With the ever increasing demand for scarce water resources, it is imperative that water resource utilization is optimized in the short and the long-term. A major component of this endeavour is the optimization of reservoir system operation which until recently had been dominated by Linear Programming (LP) and Dynamic Programming (DP). An alternative to LP and DP is direct simulation-optimization within which the operating rule curves can be defined by decision variables and therefore obtained directly. The simulation—optimization approach which is now easily enabled by the use of evolutionary optimization techniques, is easier to understand and enables the incorporation of required system performance more easily and comprehensively than LP or DP. One of the main challenges experienced in applying simulation-optimization approaches is high computation intensity and reducing computation intensity whilst maintaining effectiveness leads to greater acceptability of the approach.

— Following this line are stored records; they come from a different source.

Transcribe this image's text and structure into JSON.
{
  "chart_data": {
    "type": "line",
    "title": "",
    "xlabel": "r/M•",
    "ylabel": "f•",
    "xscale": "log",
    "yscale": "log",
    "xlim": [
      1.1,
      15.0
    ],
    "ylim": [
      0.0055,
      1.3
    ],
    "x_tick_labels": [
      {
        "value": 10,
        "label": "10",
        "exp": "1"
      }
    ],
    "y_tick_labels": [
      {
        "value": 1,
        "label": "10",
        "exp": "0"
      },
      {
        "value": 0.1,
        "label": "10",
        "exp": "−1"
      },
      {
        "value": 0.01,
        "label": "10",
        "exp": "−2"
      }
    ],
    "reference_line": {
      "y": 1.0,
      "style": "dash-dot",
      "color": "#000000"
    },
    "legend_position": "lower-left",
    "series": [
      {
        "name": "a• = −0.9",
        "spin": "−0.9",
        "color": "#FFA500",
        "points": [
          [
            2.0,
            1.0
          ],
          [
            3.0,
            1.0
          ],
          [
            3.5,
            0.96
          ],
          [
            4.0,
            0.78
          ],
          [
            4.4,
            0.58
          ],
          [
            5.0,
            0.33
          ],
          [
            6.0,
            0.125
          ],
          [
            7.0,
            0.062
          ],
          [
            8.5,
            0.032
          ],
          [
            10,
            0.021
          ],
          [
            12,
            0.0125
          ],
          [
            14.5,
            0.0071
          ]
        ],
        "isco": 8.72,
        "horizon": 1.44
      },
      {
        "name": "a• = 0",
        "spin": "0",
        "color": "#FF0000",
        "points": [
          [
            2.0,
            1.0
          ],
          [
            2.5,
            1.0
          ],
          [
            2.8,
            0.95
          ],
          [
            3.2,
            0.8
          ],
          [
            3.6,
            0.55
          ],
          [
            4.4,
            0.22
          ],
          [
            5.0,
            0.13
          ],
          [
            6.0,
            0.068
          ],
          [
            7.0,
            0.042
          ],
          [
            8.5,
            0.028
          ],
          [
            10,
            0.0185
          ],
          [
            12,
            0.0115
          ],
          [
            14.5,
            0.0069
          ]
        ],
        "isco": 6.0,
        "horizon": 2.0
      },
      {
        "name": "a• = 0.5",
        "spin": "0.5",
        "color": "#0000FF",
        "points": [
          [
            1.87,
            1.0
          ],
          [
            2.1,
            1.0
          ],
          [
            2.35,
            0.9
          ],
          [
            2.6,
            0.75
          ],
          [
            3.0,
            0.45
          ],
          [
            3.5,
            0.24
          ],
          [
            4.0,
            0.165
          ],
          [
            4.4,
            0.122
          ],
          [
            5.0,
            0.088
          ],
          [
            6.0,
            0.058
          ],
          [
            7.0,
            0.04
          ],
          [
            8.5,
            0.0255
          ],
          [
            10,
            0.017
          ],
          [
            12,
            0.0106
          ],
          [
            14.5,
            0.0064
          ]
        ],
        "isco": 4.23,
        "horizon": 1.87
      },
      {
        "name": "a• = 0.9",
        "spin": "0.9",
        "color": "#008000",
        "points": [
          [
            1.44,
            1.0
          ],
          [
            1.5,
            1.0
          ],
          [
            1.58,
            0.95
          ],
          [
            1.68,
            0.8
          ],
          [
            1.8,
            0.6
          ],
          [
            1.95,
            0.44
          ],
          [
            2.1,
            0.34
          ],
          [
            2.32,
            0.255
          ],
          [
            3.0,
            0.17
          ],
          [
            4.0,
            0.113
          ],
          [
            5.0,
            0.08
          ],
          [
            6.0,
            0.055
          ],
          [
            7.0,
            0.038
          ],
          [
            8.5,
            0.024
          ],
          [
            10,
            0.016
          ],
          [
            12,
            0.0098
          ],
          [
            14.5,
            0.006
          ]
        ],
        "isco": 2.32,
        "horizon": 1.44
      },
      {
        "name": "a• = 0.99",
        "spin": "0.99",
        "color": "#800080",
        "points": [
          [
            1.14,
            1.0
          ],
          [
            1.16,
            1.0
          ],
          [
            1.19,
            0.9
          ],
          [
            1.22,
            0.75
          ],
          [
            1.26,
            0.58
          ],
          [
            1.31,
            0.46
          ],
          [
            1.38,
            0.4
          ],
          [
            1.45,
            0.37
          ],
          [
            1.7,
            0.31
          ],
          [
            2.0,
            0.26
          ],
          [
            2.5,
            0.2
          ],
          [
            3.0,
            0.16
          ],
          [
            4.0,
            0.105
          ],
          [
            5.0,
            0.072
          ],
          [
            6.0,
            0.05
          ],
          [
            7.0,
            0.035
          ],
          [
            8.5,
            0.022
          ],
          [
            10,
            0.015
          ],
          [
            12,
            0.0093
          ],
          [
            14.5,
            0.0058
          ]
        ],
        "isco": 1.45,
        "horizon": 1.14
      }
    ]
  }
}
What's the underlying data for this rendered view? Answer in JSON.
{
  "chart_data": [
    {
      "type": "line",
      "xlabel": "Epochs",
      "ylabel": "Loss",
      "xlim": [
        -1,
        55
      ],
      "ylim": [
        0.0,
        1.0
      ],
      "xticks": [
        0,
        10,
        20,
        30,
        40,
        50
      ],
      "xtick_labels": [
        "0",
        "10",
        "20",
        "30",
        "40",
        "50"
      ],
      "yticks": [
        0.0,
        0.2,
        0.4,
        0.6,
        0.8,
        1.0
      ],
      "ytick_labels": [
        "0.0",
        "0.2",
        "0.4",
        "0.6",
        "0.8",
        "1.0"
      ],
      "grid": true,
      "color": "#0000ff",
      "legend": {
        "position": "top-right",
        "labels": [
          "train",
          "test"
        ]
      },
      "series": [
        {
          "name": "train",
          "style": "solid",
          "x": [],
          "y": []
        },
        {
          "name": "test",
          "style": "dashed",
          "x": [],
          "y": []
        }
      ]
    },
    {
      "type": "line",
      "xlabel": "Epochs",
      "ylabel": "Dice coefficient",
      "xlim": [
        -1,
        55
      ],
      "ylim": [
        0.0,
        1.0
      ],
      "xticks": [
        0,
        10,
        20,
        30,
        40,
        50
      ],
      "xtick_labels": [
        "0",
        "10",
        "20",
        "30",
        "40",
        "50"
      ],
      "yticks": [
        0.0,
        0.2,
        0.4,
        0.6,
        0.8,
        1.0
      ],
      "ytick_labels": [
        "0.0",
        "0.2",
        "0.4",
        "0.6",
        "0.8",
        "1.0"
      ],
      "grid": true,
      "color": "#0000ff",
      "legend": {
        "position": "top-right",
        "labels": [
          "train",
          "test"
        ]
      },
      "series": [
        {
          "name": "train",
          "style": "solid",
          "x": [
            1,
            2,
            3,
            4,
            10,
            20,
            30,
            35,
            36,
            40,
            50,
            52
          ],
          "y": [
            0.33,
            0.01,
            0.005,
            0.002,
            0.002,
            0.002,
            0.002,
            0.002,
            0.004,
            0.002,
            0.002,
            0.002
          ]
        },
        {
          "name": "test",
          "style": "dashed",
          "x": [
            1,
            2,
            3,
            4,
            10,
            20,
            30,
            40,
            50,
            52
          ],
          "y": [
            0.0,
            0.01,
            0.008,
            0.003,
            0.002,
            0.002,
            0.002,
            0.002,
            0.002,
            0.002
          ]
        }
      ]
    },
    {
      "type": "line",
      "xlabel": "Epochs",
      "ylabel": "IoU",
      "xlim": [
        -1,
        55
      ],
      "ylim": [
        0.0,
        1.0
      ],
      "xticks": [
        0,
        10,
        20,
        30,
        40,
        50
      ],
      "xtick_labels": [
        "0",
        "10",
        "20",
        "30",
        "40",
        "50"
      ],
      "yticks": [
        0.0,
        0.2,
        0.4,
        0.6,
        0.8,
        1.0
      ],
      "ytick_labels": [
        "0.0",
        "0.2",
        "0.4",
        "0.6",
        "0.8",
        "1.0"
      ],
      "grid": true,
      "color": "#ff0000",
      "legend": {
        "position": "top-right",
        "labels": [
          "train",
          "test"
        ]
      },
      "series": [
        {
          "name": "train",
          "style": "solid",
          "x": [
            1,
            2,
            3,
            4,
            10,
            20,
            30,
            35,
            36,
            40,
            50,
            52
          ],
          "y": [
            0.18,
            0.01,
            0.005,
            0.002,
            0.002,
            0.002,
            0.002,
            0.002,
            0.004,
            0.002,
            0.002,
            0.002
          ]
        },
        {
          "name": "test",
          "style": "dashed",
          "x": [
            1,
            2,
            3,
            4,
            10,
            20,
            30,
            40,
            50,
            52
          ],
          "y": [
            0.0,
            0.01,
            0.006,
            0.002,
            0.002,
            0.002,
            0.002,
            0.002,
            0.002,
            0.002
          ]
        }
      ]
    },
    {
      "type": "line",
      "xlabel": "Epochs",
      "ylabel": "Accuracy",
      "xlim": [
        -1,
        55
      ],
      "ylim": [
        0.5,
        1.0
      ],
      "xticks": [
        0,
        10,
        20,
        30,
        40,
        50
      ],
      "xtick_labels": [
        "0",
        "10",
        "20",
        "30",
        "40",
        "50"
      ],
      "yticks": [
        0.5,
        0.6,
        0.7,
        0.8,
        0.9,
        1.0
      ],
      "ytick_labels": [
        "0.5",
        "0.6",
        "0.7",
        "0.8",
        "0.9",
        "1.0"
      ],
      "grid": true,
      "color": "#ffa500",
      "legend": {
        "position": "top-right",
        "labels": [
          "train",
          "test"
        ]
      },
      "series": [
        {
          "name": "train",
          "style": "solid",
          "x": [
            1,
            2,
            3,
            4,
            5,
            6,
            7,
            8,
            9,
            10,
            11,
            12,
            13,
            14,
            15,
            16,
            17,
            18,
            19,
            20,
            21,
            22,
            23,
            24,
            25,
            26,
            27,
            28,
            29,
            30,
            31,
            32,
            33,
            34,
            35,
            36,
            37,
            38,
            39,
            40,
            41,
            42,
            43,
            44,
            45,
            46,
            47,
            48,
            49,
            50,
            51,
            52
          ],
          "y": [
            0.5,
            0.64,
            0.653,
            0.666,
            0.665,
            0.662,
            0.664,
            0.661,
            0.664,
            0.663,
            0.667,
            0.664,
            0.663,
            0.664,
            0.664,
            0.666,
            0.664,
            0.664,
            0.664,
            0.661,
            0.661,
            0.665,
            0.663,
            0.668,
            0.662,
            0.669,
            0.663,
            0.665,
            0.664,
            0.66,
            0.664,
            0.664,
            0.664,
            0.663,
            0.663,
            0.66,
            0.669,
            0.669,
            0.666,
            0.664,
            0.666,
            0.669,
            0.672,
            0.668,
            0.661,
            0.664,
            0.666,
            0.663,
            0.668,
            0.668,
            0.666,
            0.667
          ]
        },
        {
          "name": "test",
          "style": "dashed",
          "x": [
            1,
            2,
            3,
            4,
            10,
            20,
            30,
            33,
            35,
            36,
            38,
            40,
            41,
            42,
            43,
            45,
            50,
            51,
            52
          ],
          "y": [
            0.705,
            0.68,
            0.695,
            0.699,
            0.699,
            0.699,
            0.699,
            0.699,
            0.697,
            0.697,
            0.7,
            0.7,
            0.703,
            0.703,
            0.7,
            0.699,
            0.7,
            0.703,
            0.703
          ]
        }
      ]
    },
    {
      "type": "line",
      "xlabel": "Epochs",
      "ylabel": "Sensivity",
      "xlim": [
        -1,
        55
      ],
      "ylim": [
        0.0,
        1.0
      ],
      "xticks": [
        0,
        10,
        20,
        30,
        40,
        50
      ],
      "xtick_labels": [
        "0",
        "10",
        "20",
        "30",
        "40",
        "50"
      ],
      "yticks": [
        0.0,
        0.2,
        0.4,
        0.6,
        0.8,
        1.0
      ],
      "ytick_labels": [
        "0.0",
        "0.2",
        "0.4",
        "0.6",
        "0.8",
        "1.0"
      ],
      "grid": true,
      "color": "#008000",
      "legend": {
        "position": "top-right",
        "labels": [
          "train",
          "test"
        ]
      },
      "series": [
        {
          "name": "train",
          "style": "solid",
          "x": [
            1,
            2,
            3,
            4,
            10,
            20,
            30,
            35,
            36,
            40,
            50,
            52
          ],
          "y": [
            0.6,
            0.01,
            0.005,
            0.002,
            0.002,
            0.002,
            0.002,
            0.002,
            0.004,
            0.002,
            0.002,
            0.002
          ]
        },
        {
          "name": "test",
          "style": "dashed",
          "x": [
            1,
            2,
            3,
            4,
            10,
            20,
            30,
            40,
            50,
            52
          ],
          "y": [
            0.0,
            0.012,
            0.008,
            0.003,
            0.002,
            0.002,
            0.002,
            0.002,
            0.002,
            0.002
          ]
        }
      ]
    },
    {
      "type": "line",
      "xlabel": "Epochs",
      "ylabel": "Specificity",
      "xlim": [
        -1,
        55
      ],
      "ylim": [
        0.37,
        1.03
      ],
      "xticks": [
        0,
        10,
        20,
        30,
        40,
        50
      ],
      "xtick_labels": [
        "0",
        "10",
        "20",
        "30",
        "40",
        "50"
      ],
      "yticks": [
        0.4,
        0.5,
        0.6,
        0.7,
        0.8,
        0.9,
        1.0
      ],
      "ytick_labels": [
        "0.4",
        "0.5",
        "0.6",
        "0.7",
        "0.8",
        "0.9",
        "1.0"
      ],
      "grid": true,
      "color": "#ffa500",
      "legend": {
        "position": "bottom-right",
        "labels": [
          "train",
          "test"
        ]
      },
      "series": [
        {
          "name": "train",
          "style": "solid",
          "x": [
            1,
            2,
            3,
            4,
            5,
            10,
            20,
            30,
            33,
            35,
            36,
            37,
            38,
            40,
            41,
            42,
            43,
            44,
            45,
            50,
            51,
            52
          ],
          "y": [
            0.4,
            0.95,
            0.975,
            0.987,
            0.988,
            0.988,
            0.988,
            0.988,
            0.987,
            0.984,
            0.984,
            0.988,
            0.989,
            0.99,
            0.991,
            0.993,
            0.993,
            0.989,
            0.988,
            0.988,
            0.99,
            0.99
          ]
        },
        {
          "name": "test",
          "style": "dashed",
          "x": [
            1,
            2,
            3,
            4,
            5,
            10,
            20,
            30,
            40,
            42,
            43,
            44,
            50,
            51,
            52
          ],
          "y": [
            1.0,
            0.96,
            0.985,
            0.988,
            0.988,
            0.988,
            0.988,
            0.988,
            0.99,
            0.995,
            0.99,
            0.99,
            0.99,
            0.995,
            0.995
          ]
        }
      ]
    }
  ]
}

This paper investigates the applicability of simple trigonometric functions as a means of parsimoniously defining operating rule curves and thereby reducing the number of decision variables in reservoir system optimization. The procedure is applied to a system of two reservoirs whose total yield needs to be maximized while meeting multiple reliability constraints of supply and reservoir storage state. The results obtained do not indicate the need for trigonometric functions and suggest that an even simpler model that defines rule curves as straight horizontal lines with no monthly variation is adequate. While this may be the case for the system studied here, it is proposed that the trigonometric function or its variants be studied with more complex systems or other objectives. The shuffled complex evolution (SCE-UA) method is applied in the optimization and is found to be effective and efficient through the use of multiple randomly initialized runs.